Speaking on their marketing strategy, Shivam says, “We asked these gig workers to spread the word to contact us directly for rental details. We also pasted stickers with our contact numbers and rental details on the scooters. Essentially all our marketing was through word of mouth and stickers on scooters,” says Shivam.
Another segment of customers includes corporate employees who do not want to spend huge amounts of money on office carpooling or other transportation facilities, and prefer these comparatively cheaper subscription plans.
Today, nearly two years after its inception, Bijliride’s team consists of 15 people including Shivam. He recalls the early days when he had to be his own team.
“Since Aditya was working in Bengaluru, he could not be here in Hyderabad all the time. I was doing everything on my own – I was the CEO, the station manager, handling the rentals, and everything that came along with those roles. Later, I hired someone who could fix EVs. Eventually, Aditya shifted base and we could now hire more people, at least as freelancers,” Shivam reminisces.
The startup now has about 10 on-ground staff who work on a shift basis to provide customer service to almost 90 unique customers ever since it began its full-fledged operations.
Challenges along the way
One of the initial challenges that Bijliride faced was finding investors for the business and tying up with EV manufacturers. Shivam still feels that building connections in the corporate world requires significant effort and time.

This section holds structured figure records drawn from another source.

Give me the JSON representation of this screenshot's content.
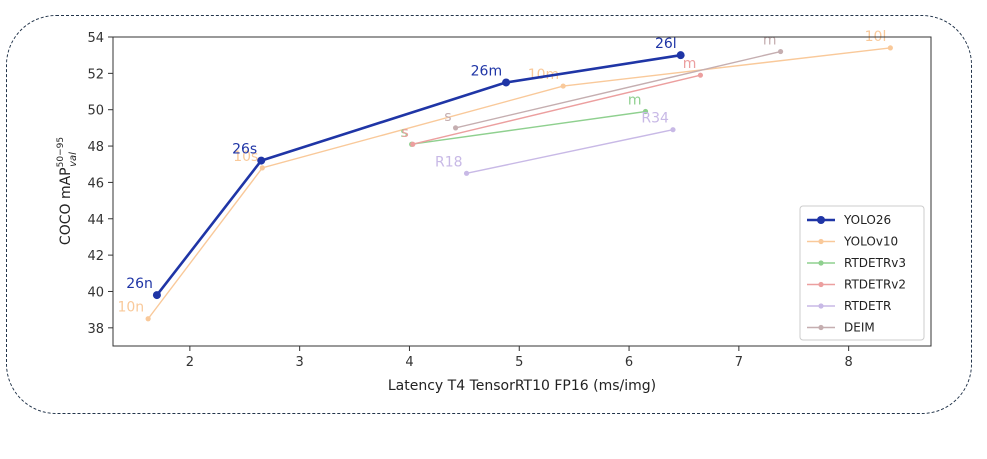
{
  "chart_data": {
    "type": "line",
    "xlabel": "Latency T4 TensorRT10 FP16 (ms/img)",
    "ylabel_main": "COCO mAP",
    "ylabel_sup": "50−95",
    "ylabel_sub": "val",
    "xlim": [
      1.3,
      8.75
    ],
    "ylim": [
      37,
      54
    ],
    "xticks": [
      2,
      3,
      4,
      5,
      6,
      7,
      8
    ],
    "yticks": [
      38,
      40,
      42,
      44,
      46,
      48,
      50,
      52,
      54
    ],
    "grid": false,
    "legend_position": "lower-right",
    "series": [
      {
        "name": "YOLO26",
        "color": "#1f35a6",
        "strong": true,
        "x": [
          1.7,
          2.65,
          4.88,
          6.47
        ],
        "y": [
          39.8,
          47.2,
          51.5,
          53.0
        ],
        "labels": [
          "26n",
          "26s",
          "26m",
          "26l"
        ]
      },
      {
        "name": "YOLOv10",
        "color": "#f9c99a",
        "strong": false,
        "x": [
          1.62,
          2.66,
          5.4,
          8.38
        ],
        "y": [
          38.5,
          46.8,
          51.3,
          53.4
        ],
        "labels": [
          "10n",
          "10s",
          "10m",
          "10l"
        ]
      },
      {
        "name": "RTDETRv3",
        "color": "#8fd08f",
        "strong": false,
        "x": [
          4.02,
          6.15
        ],
        "y": [
          48.1,
          49.9
        ],
        "labels": [
          "s",
          "m"
        ]
      },
      {
        "name": "RTDETRv2",
        "color": "#ec9f9f",
        "strong": false,
        "x": [
          4.03,
          6.65
        ],
        "y": [
          48.1,
          51.9
        ],
        "labels": [
          "s",
          "m"
        ]
      },
      {
        "name": "RTDETR",
        "color": "#c8b9e6",
        "strong": false,
        "x": [
          4.52,
          6.4
        ],
        "y": [
          46.5,
          48.9
        ],
        "labels": [
          "R18",
          "R34"
        ]
      },
      {
        "name": "DEIM",
        "color": "#c5aeb0",
        "strong": false,
        "x": [
          4.42,
          7.38
        ],
        "y": [
          49.0,
          53.2
        ],
        "labels": [
          "s",
          "m"
        ]
      }
    ]
  }
}
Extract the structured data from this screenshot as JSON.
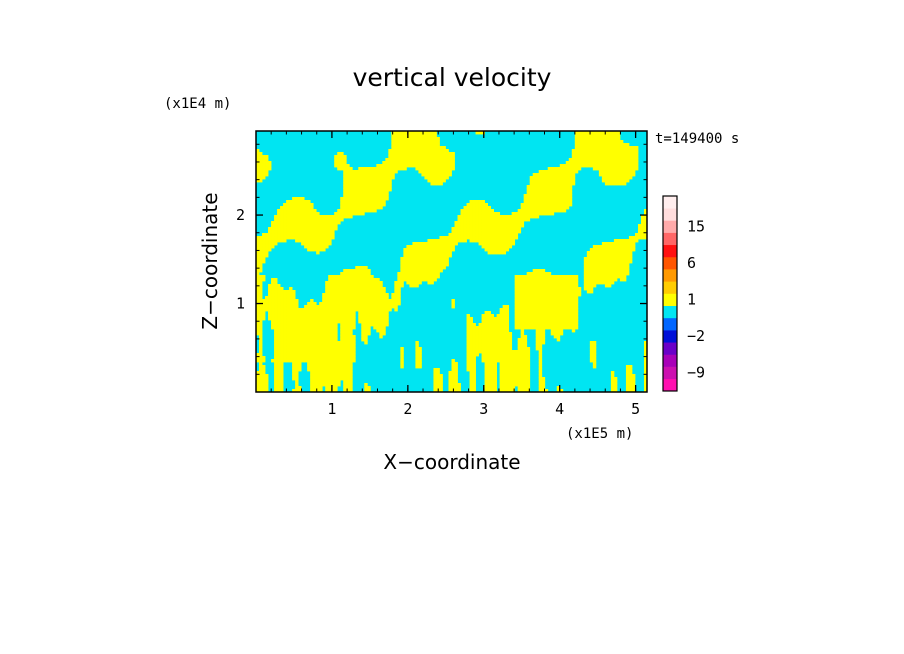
{
  "chart_data": {
    "type": "heatmap",
    "title": "vertical velocity",
    "xlabel": "X−coordinate",
    "ylabel": "Z−coordinate",
    "x_unit": "(x1E5 m)",
    "y_unit": "(x1E4 m)",
    "time_label": "t=149400 s",
    "xlim": [
      0,
      5.15
    ],
    "ylim": [
      0,
      2.95
    ],
    "x_ticks": [
      1,
      2,
      3,
      4,
      5
    ],
    "y_ticks": [
      1,
      2
    ],
    "x_tick_labels": [
      "1",
      "2",
      "3",
      "4",
      "5"
    ],
    "y_tick_labels": [
      "1",
      "2"
    ],
    "field_colors": [
      "#00e5f2",
      "#ffff00"
    ],
    "colorbar": {
      "levels": [
        "-12",
        "-9",
        "-6",
        "-4",
        "-2",
        "-1",
        "0",
        "1",
        "2",
        "4",
        "6",
        "9",
        "12",
        "15",
        "18",
        "21"
      ],
      "labels": [
        "15",
        "6",
        "1",
        "−2",
        "−9"
      ],
      "label_values": [
        15,
        6,
        1,
        -2,
        -9
      ],
      "colors": [
        "#ff10b0",
        "#cc10b0",
        "#a800b8",
        "#6a00c8",
        "#0010d8",
        "#0066ff",
        "#00e5f2",
        "#ffff00",
        "#ffcc00",
        "#ff9900",
        "#ff5500",
        "#ff1111",
        "#ff6666",
        "#ffaaaa",
        "#ffdddd",
        "#ffeeee"
      ]
    }
  }
}
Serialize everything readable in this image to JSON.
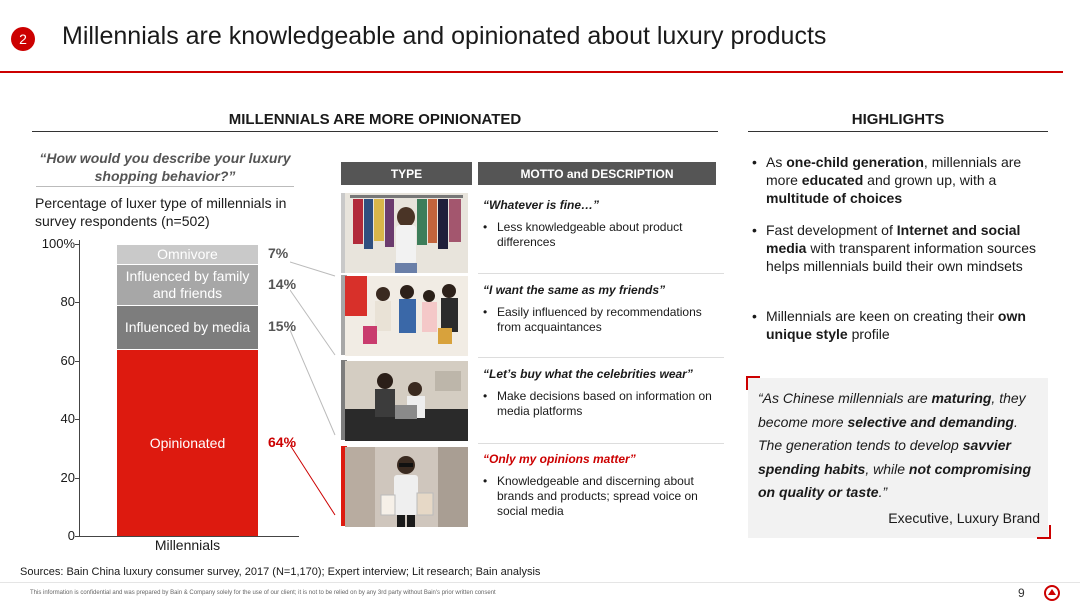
{
  "slide": {
    "badge": "2",
    "title": "Millennials are knowledgeable and opinionated about luxury products"
  },
  "left_section": {
    "heading": "MILLENNIALS ARE MORE OPINIONATED",
    "question": "“How would you describe your luxury shopping behavior?”",
    "y_caption": "Percentage of luxer type of millennials in survey respondents (n=502)"
  },
  "chart_data": {
    "type": "bar",
    "stacked": true,
    "categories": [
      "Millennials"
    ],
    "series": [
      {
        "name": "Opinionated",
        "values": [
          64
        ],
        "label": "64%",
        "color": "#dd1a0f"
      },
      {
        "name": "Influenced by media",
        "values": [
          15
        ],
        "label": "15%",
        "color": "#7d7d7d"
      },
      {
        "name": "Influenced by family and friends",
        "values": [
          14
        ],
        "label": "14%",
        "color": "#a7a7a7"
      },
      {
        "name": "Omnivore",
        "values": [
          7
        ],
        "label": "7%",
        "color": "#c9c9c9"
      }
    ],
    "segment_labels": [
      "Opinionated",
      "Influenced by media",
      "Influenced by family and friends",
      "Omnivore"
    ],
    "y_ticks": [
      "0",
      "20",
      "40",
      "60",
      "80",
      "100%"
    ],
    "ylim": [
      0,
      100
    ],
    "label_colors": {
      "highlight": "#cc0000",
      "default": "#555555"
    }
  },
  "table": {
    "headers": [
      "TYPE",
      "MOTTO and DESCRIPTION"
    ],
    "rows": [
      {
        "image": "clothes-rack-photo",
        "motto": "“Whatever is fine…”",
        "motto_color": "#1a1a1a",
        "description": "Less knowledgeable about product differences"
      },
      {
        "image": "friends-shopping-photo",
        "motto": "“I want the same as my friends”",
        "motto_color": "#1a1a1a",
        "description": "Easily influenced by recommendations from acquaintances"
      },
      {
        "image": "couple-media-photo",
        "motto": "“Let’s buy what the celebrities wear”",
        "motto_color": "#1a1a1a",
        "description": "Make decisions based on information on media platforms"
      },
      {
        "image": "woman-shopping-bags-photo",
        "motto": "“Only my opinions matter”",
        "motto_color": "#cc0000",
        "description": "Knowledgeable and discerning about brands and products; spread voice on social media"
      }
    ]
  },
  "highlights": {
    "heading": "HIGHLIGHTS",
    "bullets": [
      [
        {
          "t": "As "
        },
        {
          "t": "one-child generation",
          "b": true
        },
        {
          "t": ", millennials are more "
        },
        {
          "t": "educated",
          "b": true
        },
        {
          "t": " and grown up, with a "
        },
        {
          "t": "multitude of choices",
          "b": true
        }
      ],
      [
        {
          "t": "Fast development of "
        },
        {
          "t": "Internet and social media",
          "b": true
        },
        {
          "t": " with transparent information sources helps millennials build their own mindsets"
        }
      ],
      [
        {
          "t": "Millennials are keen on creating their "
        },
        {
          "t": "own unique style",
          "b": true
        },
        {
          "t": " profile"
        }
      ]
    ]
  },
  "quote": {
    "parts": [
      {
        "t": "“As Chinese millennials are "
      },
      {
        "t": "maturing",
        "b": true
      },
      {
        "t": ", they become more "
      },
      {
        "t": "selective and demanding",
        "b": true
      },
      {
        "t": ". The generation tends to develop "
      },
      {
        "t": "savvier spending habits",
        "b": true
      },
      {
        "t": ", while "
      },
      {
        "t": "not compromising on quality or taste",
        "b": true
      },
      {
        "t": ".”"
      }
    ],
    "author": "Executive, Luxury Brand"
  },
  "footer": {
    "sources": "Sources: Bain China luxury consumer survey, 2017 (N=1,170); Expert interview; Lit research; Bain analysis",
    "disclaimer": "This information is confidential and was prepared by Bain & Company solely for the use of our client; it is not to be relied on by any 3rd party without Bain's prior written consent",
    "page": "9"
  },
  "colors": {
    "accent": "#cc0000",
    "table_header": "#555555"
  }
}
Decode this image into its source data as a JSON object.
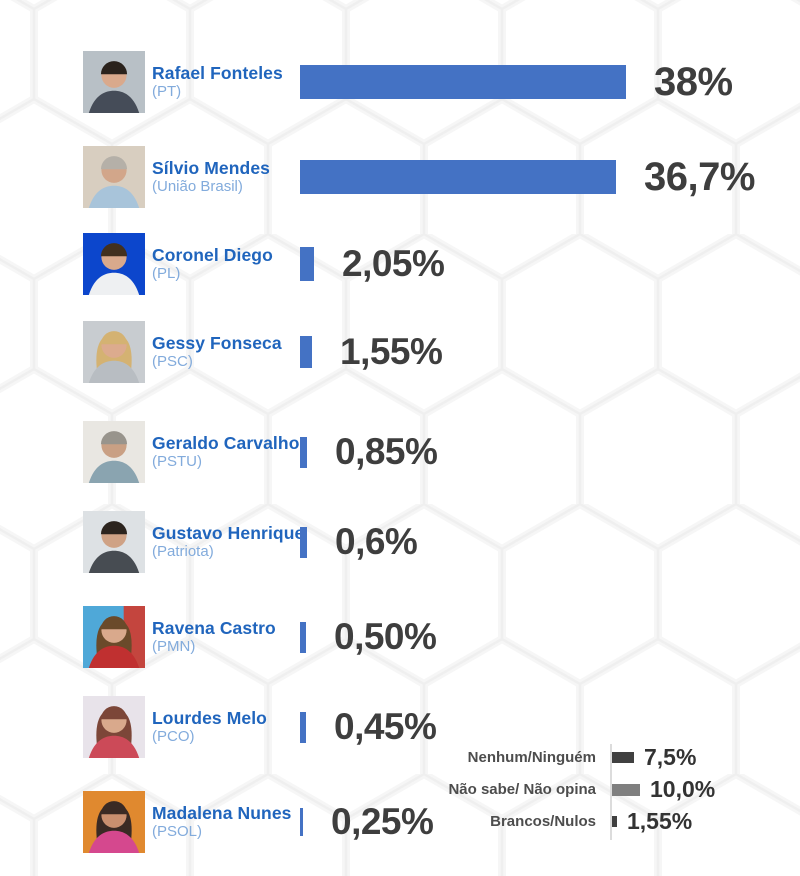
{
  "chart_data": {
    "type": "bar",
    "orientation": "horizontal",
    "title": "",
    "unit": "%",
    "bar_color": "#4472c4",
    "value_text_color": "#3e3e3e",
    "name_color": "#2065bd",
    "party_color": "#82abdc",
    "candidates": [
      {
        "name": "Rafael Fonteles",
        "party": "(PT)",
        "value": 38,
        "label": "38%",
        "photo": {
          "bg": "#b8c0c6",
          "hair": "#2a221c",
          "hair_style": "short",
          "skin": "#d9a98c",
          "shirt": "#454c58"
        }
      },
      {
        "name": "Sílvio Mendes",
        "party": "(União Brasil)",
        "value": 36.7,
        "label": "36,7%",
        "photo": {
          "bg": "#d8cec0",
          "hair": "#b5b0a8",
          "hair_style": "short",
          "skin": "#d2a68a",
          "shirt": "#a8c4da"
        }
      },
      {
        "name": "Coronel Diego",
        "party": "(PL)",
        "value": 2.05,
        "label": "2,05%",
        "photo": {
          "bg": "#0c46cc",
          "hair": "#42301f",
          "hair_style": "short",
          "skin": "#d9a98c",
          "shirt": "#eef0f2"
        }
      },
      {
        "name": "Gessy Fonseca",
        "party": "(PSC)",
        "value": 1.55,
        "label": "1,55%",
        "photo": {
          "bg": "#c8ccd0",
          "hair": "#d4b272",
          "hair_style": "long",
          "skin": "#dcab8e",
          "shirt": "#b8bdc2"
        }
      },
      {
        "name": "Geraldo Carvalho",
        "party": "(PSTU)",
        "value": 0.85,
        "label": "0,85%",
        "photo": {
          "bg": "#e9e7e2",
          "hair": "#98948c",
          "hair_style": "short",
          "skin": "#c9a084",
          "shirt": "#8aa4b0"
        }
      },
      {
        "name": "Gustavo Henrique",
        "party": "(Patriota)",
        "value": 0.6,
        "label": "0,6%",
        "photo": {
          "bg": "#dde1e4",
          "hair": "#2c241e",
          "hair_style": "short",
          "skin": "#cfa285",
          "shirt": "#474c52"
        }
      },
      {
        "name": "Ravena Castro",
        "party": "(PMN)",
        "value": 0.5,
        "label": "0,50%",
        "photo": {
          "bg": "#4fa8d8",
          "bg2": "#c4453e",
          "hair": "#6a4a2a",
          "hair_style": "long",
          "skin": "#d9a98c",
          "shirt": "#c03030"
        }
      },
      {
        "name": "Lourdes Melo",
        "party": "(PCO)",
        "value": 0.45,
        "label": "0,45%",
        "photo": {
          "bg": "#e8e3ea",
          "hair": "#7c4638",
          "hair_style": "long",
          "skin": "#d9a98c",
          "shirt": "#cc4a58"
        }
      },
      {
        "name": "Madalena Nunes",
        "party": "(PSOL)",
        "value": 0.25,
        "label": "0,25%",
        "photo": {
          "bg": "#e0892f",
          "hair": "#3a2a24",
          "hair_style": "long",
          "skin": "#c98f6f",
          "shirt": "#d5488e"
        }
      }
    ],
    "others": [
      {
        "label": "Nenhum/Ninguém",
        "value": 7.5,
        "value_label": "7,5%",
        "bar_color": "#404040"
      },
      {
        "label": "Não sabe/ Não opina",
        "value": 10.0,
        "value_label": "10,0%",
        "bar_color": "#7f7f7f"
      },
      {
        "label": "Brancos/Nulos",
        "value": 1.55,
        "value_label": "1,55%",
        "bar_color": "#404040"
      }
    ],
    "layout_hints": {
      "legend_position": "bottom-right",
      "grid": false,
      "background_pattern": "light-gray-hexagons",
      "divider_color": "#dcdcdc"
    }
  }
}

Another significant challenge was ensuring the security of the vehicles. The startup took six months to develop a relay device system that allowed them to switch off the vehicle in case the scooter was being abandoned.
“We had to ensure that the scooters are returned safely to the station and not abandoned on some road. A GPS tracking system was not sufficient to ensure this; anyone could find the GPS device on the vehicle and destroy it. We took six months to come up with a relay device system and find someone who knew how to fit this system in the vehicle,” Shivam says.
With a market demand of 400-500 vehicles, Bijliride is planning to procure more vehicles in the near future to cater to the growing demand for two-wheeler EVs. It is also inching towards its seed round in the next few months. The team is also developing an app for easing the process of renting their vehicles.